Pixabay18 September 2017

Five years of the Schreibmotorik Institut: we work to improve the promotion of handwriting

The non-profit research institute has already achieved a great deal in the past five years: numerous research projects have led to a better understanding of the process of learning to write, the 2015 nationwide teachers’ survey conducted in cooperation with the German Union of Teachers [Deutsche Lehrerverband] met with a great response in the media and the “Handwriting 2020” campaign launched in 2016 for the promotion of handwriting has received support in educational policy. In 2017, the Schreibmotorik Institut is tackling the issue of handwriting in the context of digitalisation.

Pixabay“Handwriting and digitalisation are not mutually exclusive, as is often portrayed in the media. The important point here is combining modern technology and learning to write in a meaningful way and at the right time. Increasing digitalisation offers an opportunity that has to be seized.” Institute Director Dr. Marianela Diaz Meyer is convinced that the use of innovative technology in school teaching can be shaped jointly in dialogue with relevant figures from research and practice, without neglecting the immense importance of handwriting on the learning effect, memory capacity and cognitive development of children.

Discussing the consequences and potential of digitalisation for writing

This year’s International Symposium on Handwriting Skills on 10 November addresses the issue of digitalisation. Every two years, it brings together experts from the fields of writing motor skills, neuroscience, sport and exercise science, (ergo)therapy, medicine, developmental psychology, ergonomics, (primary) education and representatives from the field of teacher training, ministries of education and schools, to discuss the latest research findings in the field of handwriting and tried-and-tested real-life pilot projects in an international context.

The Handwriting 2020 campaign receives support in educational policy

In order to raise awareness for the relevance of writing in education and social participation, the Schreibmotorik Institut initiates and carries out other high-profile campaigns such as the “Handwriting 2020” campaign, initiated together with the Didacta Association of the German Education Industry. As part of this alliance, which has gained further cooperation partners since it was launched, the aim is to establish an extensive programme for promoting handwriting in childcare centres and schools.
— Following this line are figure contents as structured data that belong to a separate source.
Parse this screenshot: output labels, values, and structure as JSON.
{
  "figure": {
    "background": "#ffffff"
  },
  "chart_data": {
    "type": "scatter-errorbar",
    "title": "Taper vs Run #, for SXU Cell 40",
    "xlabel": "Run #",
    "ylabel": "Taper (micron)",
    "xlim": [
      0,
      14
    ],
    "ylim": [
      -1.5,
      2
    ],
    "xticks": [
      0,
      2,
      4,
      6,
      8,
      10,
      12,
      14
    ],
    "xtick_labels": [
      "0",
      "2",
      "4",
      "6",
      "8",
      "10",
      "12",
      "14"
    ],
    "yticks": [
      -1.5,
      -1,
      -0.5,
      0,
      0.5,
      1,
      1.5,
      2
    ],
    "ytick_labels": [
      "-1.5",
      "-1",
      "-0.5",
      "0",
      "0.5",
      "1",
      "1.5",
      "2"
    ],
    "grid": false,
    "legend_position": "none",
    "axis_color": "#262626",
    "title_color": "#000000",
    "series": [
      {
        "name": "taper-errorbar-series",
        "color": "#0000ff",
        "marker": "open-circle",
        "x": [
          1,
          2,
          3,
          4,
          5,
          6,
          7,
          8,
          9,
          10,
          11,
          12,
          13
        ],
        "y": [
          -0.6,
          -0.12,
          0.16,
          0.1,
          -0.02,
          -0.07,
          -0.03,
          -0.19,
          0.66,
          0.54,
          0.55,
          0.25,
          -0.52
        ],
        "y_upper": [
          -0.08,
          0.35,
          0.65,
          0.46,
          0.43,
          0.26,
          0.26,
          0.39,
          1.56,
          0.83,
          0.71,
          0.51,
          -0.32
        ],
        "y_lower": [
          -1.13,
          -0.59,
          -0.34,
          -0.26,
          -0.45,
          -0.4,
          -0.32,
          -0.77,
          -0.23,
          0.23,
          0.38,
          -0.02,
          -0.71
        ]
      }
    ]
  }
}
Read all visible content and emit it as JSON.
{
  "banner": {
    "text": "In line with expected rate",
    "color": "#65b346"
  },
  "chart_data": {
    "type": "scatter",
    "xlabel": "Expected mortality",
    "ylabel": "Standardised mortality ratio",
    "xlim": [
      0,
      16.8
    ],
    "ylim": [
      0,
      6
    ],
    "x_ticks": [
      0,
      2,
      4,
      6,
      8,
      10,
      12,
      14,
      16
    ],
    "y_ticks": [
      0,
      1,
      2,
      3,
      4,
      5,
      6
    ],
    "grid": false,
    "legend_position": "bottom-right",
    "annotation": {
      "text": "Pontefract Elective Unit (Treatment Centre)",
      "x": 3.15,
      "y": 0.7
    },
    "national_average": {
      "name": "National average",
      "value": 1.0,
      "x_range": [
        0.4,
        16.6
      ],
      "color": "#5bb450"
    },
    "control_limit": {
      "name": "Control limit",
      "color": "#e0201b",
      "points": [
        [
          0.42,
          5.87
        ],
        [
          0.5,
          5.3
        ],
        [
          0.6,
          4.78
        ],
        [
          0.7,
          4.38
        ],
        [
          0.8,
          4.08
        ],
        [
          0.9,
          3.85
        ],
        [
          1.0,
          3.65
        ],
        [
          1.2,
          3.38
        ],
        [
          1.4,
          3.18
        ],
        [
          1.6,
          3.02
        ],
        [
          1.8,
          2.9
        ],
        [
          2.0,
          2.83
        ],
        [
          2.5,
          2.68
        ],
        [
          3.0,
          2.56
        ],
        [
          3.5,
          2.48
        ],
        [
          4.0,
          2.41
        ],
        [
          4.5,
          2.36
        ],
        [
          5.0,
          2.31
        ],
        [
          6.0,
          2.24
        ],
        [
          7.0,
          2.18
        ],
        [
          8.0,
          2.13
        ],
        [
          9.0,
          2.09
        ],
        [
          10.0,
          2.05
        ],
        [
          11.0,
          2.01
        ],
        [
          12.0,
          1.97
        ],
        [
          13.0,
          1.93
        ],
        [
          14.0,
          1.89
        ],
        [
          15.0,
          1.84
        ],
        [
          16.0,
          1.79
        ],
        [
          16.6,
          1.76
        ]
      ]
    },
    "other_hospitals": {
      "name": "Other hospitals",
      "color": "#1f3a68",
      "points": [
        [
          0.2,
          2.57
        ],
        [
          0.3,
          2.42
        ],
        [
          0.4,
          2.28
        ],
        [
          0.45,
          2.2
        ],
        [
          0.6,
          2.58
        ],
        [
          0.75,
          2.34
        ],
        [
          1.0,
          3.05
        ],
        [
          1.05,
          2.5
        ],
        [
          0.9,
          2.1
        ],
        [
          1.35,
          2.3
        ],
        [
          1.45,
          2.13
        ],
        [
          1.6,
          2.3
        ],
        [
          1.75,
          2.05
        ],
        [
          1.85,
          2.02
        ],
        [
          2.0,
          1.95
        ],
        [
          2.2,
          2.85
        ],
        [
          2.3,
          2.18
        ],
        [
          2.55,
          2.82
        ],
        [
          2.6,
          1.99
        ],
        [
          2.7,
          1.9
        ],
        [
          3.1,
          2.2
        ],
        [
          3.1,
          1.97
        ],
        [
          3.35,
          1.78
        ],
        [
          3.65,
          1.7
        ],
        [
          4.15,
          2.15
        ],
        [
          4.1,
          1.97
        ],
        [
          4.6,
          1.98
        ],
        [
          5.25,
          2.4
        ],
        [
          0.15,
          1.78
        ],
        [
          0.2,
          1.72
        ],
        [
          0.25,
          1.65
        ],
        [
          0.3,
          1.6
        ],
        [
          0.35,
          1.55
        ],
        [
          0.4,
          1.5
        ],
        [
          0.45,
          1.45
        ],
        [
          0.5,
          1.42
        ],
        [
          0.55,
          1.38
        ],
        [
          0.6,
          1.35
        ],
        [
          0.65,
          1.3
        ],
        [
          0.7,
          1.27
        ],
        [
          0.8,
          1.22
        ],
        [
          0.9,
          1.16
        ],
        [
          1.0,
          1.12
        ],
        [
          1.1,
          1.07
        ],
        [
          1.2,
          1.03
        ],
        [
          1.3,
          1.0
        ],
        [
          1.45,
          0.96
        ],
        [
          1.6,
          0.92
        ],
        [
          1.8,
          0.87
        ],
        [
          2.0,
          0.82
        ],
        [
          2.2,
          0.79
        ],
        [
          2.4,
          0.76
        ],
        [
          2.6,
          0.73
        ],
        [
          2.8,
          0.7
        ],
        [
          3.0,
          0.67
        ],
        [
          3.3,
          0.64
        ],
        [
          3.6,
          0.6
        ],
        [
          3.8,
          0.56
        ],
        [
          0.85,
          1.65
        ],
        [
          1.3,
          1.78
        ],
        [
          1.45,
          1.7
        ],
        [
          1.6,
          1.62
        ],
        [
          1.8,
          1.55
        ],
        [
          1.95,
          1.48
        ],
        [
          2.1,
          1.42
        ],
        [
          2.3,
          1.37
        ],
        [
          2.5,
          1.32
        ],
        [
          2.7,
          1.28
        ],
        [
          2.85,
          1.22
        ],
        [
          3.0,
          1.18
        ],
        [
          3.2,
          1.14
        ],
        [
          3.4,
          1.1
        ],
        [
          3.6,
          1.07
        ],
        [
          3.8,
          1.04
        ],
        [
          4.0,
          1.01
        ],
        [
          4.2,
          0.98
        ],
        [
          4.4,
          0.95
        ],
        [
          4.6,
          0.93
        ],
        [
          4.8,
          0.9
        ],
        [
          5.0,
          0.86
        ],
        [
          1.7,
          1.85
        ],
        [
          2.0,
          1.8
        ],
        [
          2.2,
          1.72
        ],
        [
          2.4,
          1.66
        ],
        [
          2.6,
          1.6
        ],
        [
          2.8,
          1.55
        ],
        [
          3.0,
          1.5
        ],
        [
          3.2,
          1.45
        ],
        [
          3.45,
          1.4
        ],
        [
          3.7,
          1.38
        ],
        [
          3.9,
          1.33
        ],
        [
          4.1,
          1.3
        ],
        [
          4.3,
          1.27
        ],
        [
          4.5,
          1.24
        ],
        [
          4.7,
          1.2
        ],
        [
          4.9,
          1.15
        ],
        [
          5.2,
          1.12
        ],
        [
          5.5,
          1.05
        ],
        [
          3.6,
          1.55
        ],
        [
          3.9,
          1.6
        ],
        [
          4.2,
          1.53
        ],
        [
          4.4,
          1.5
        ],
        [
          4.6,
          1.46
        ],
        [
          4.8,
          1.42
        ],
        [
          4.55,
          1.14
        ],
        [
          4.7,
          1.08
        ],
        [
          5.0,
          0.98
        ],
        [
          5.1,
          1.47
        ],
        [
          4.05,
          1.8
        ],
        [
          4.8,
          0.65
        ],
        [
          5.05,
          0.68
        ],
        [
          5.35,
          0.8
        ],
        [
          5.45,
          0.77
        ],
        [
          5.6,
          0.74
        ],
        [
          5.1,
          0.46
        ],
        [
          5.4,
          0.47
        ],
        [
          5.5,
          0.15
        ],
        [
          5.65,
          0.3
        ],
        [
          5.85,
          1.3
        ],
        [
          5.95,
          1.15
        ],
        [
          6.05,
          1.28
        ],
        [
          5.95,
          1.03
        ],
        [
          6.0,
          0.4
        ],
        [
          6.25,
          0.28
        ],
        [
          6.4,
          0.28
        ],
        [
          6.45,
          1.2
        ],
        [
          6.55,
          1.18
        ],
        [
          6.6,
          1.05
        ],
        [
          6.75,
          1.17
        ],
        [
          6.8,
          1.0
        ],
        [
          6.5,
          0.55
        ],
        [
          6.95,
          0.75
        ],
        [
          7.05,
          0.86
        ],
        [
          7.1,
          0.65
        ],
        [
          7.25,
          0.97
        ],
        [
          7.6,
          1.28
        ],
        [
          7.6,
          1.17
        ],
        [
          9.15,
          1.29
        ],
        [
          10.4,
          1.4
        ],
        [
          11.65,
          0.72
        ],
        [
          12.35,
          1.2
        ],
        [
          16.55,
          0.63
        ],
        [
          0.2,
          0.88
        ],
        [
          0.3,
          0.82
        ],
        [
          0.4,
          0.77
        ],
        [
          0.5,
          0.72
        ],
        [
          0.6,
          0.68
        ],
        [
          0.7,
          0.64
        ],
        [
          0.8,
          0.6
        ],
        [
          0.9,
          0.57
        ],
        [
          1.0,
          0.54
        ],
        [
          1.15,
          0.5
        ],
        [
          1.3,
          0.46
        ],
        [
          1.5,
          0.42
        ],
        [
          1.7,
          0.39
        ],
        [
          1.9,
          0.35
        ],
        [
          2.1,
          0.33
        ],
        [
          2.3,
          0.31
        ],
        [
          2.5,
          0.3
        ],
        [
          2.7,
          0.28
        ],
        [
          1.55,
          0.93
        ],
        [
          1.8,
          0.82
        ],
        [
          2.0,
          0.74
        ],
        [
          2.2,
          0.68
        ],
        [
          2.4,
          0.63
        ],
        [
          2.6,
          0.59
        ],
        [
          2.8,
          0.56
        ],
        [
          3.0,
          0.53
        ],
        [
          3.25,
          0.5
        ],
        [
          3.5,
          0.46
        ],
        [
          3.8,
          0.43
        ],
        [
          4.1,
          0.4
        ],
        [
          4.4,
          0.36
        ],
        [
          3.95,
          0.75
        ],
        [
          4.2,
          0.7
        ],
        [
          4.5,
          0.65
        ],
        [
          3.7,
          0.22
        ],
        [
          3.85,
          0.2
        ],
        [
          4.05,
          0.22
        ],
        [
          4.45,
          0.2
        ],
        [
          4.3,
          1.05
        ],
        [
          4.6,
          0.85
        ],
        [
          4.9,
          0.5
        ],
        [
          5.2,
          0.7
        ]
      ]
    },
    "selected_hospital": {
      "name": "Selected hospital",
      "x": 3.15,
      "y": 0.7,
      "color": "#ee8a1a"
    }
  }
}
The German Federal Ministry of Education and Research [Bundesministerium für Bildung und Forschung] is also confident about the “Handwriting 2020” campaign. “We want to do everything we can to support this important initiative”, said Parliamentary State Secretary Stefan Müller during his visit to the Schreibmotorik Institut.

Intensive research into the process of learning to write

The interdisciplinary team at the Schreibmotorik Institut researches mainly from the perspective of writing motor skills, ergonomics and education in order to gain new and relevant insights. Sebastian Schwanhäußer, 1st executive director of the Schreibmotorik Institut: “In five years, an idea has resulted in a real institution, which is one of a kind in Germany, supported by a wonderful group of people who invest all their expertise and passion in it. I am looking forward to the next five years and I am sure that we will continue to research, collect and share even more exciting knowledge.”

The institute uses scientific methods of empirical social research, as well as measurement methods such as capturing writing movements. Important research topics include early intervention to prepare for learning to write in the future, the acquisition of legible and fluent handwriting in children who are learning to write, learning to switch from different writing styles to left-to-right Latin script in migrants and refugees, as well as the prevention of functional illiteracy.

Rapid transfer into practice

Another important focus besides the research work is putting scientific knowledge about writing (and learning to write) into practice. Research results are made available to figures from the fields of science, society, media and politics by means of intensive communication measures (including (federal) press conferences, interviews, specialist publications, practical reports, newsletters, participation in trade fairs, etc.). For example, the 2015 media reports about the results of the nationwide teachers’ survey on problems with handwriting, carried out by the Schreibmotorik Institut and the German Union of Teachers [Deutscher Lehrerverband], reached more than 20 million people.